The results of the study were reassuring that we were did not appear to be inadvertently perpetuating disparities through our screening algorithms for program eligibility, as we strove to use a health equity lens (24, 25) in the implementation of our program. The VICP program currently manually screens the electronic medical record, as there were concerns to ensure fairness in screening prior to automating through a clinical decision support system. There are no studies on clinical decision support in screening for the high-need population as previously there is disagreement on its definition of high-need (26) only recently has Medicare given definition to the population using a combination of HCC scores and unplanned admissions in the last year (27), and the program recently updated our criteria.
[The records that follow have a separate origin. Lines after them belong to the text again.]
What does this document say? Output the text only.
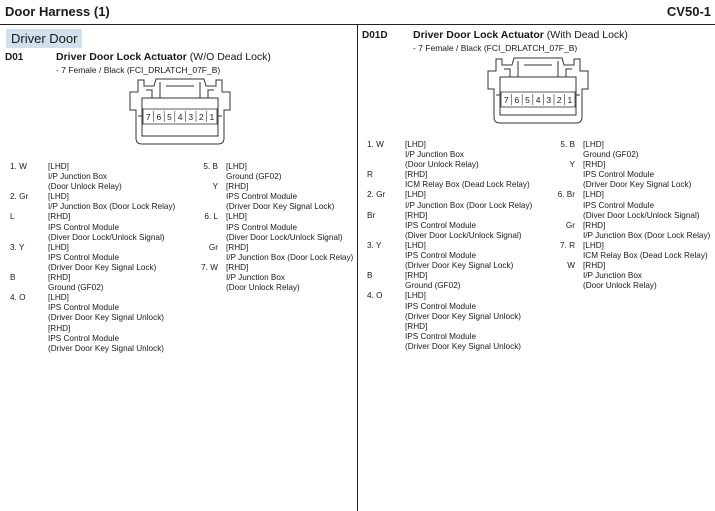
Door Harness (1)	CV50-1
Driver Door
D01	Driver Door Lock Actuator (W/O Dead Lock)
- 7 Female / Black (FCI_DRLATCH_07F_B)
7 6 5 4 3 2 1
1. W	[LHD]
I/P Junction Box
(Door Unlock Relay)
2. Gr [LHD]
I/P Junction Box (Door Lock Relay)
L	[RHD]
IPS Control Module
(Diver Door Lock/Unlock Signal)
3. Y	[LHD]
IPS Control Module
(Driver Door Key Signal Lock)
B	[RHD]
Ground (GF02)
4. O	[LHD]
IPS Control Module
(Driver Door Key Signal Unlock)
[RHD]
IPS Control Module
(Driver Door Key Signal Unlock)
5. B [LHD]
Ground (GF02)
Y [RHD]
IPS Control Module
(Driver Door Key Signal Lock)
6. L [LHD]
IPS Control Module
(Diver Door Lock/Unlock Signal)
Gr [RHD]
I/P Junction Box (Door Lock Relay)
7. W [RHD]
I/P Junction Box
(Door Unlock Relay)
D01D Driver Door Lock Actuator (With Dead Lock)
- 7 Female / Black (FCI_DRLATCH_07F_B)
7 6 5 4 3 2 1
1. W	[LHD]
I/P Junction Box
(Door Unlock Relay)
R	[RHD]
ICM Relay Box (Dead Lock Relay)
2. Gr [LHD]
I/P Junction Box (Door Lock Relay)
Br	[RHD]
IPS Control Module
(Diver Door Lock/Unlock Signal)
3. Y	[LHD]
IPS Control Module
(Driver Door Key Signal Lock)
B	[RHD]
Ground (GF02)
4. O	[LHD]
IPS Control Module
(Driver Door Key Signal Unlock)
[RHD]
IPS Control Module
(Driver Door Key Signal Unlock)
5. B [LHD]
Ground (GF02)
Y [RHD]
IPS Control Module
(Driver Door Key Signal Lock)
6. Br [LHD]
IPS Control Module
(Diver Door Lock/Unlock Signal)
Gr [RHD]
I/P Junction Box (Door Lock Relay)
7. R [LHD]
ICM Relay Box (Dead Lock Relay)
W [RHD]
I/P Junction Box
(Door Unlock Relay)
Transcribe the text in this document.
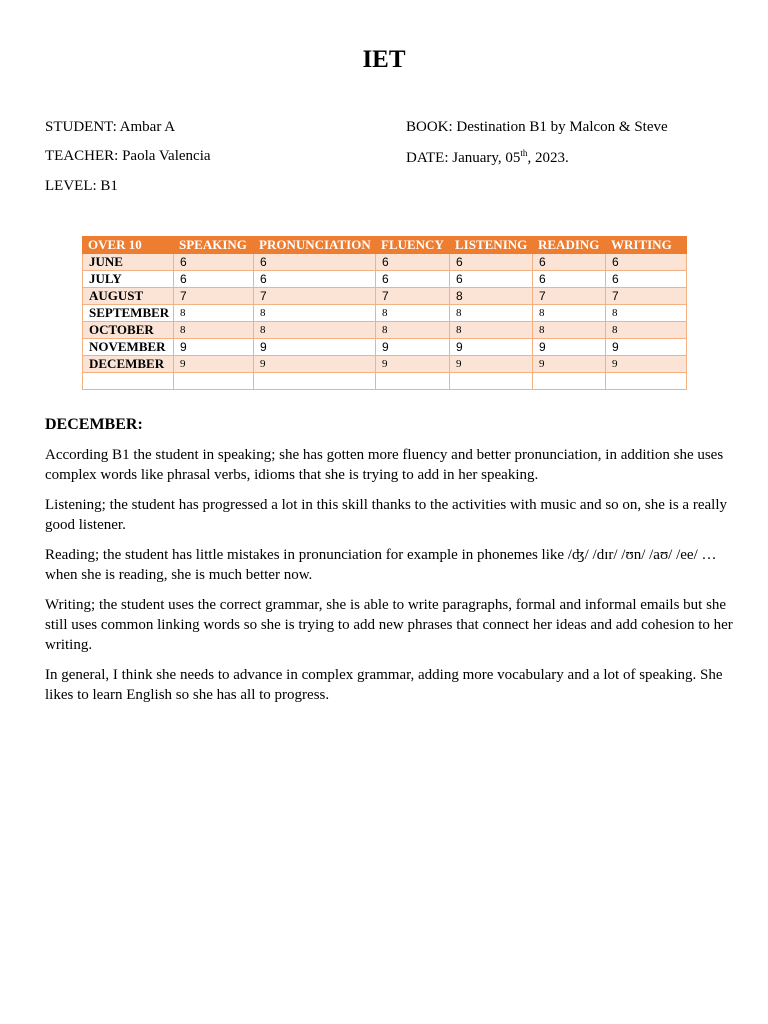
IET
STUDENT: Ambar A
TEACHER: Paola Valencia
LEVEL: B1
BOOK: Destination B1 by Malcon & Steve
DATE: January, 05th, 2023.
OVER 10	SPEAKING	PRONUNCIATION	FLUENCY	LISTENING	READING	WRITING
JUNE	6	6	6	6	6	6
JULY	6	6	6	6	6	6
AUGUST	7	7	7	8	7	7
SEPTEMBER	8	8	8	8	8	8
OCTOBER	8	8	8	8	8	8
NOVEMBER	9	9	9	9	9	9
DECEMBER	9	9	9	9	9	9

DECEMBER:

According B1 the student in speaking; she has gotten more fluency and better pronunciation, in addition she uses complex words like phrasal verbs, idioms that she is trying to add in her speaking.

Listening; the student has progressed a lot in this skill thanks to the activities with music and so on, she is a really good listener.

Reading; the student has little mistakes in pronunciation for example in phonemes like /ʤ/ /dɪr/ /ʊn/ /aʊ/ /ee/ … when she is reading, she is much better now.

Writing; the student uses the correct grammar, she is able to write paragraphs, formal and informal emails but she still uses common linking words so she is trying to add new phrases that connect her ideas and add cohesion to her writing.

In general, I think she needs to advance in complex grammar, adding more vocabulary and a lot of speaking. She likes to learn English so she has all to progress.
Despite the positive results, we intend to still incorporate the ADT feed into our screening as referral patterns are not static and can change especially with hospital acquisitions and closures.
Limitations
Researchers were given data on high-need patients, that have a relationship with VUMC either through a hospital or ED visit. We are unable to see the total population of “high-need” within middle Tennessee (including those from other healthcare systems) because of this limitation. Additionally, as we had limited our data set from both sources to patients who are defined as high-need, we are not able to calculate specificity and negative predictive value of our current VIC VUMC EHR Criteria. Lastly, the VICP criteria for the current study does not match Medicare’s definition of high-need that combines admissions and HCC score data. Future research should examine for potential screening biases with these newly adopted criteria.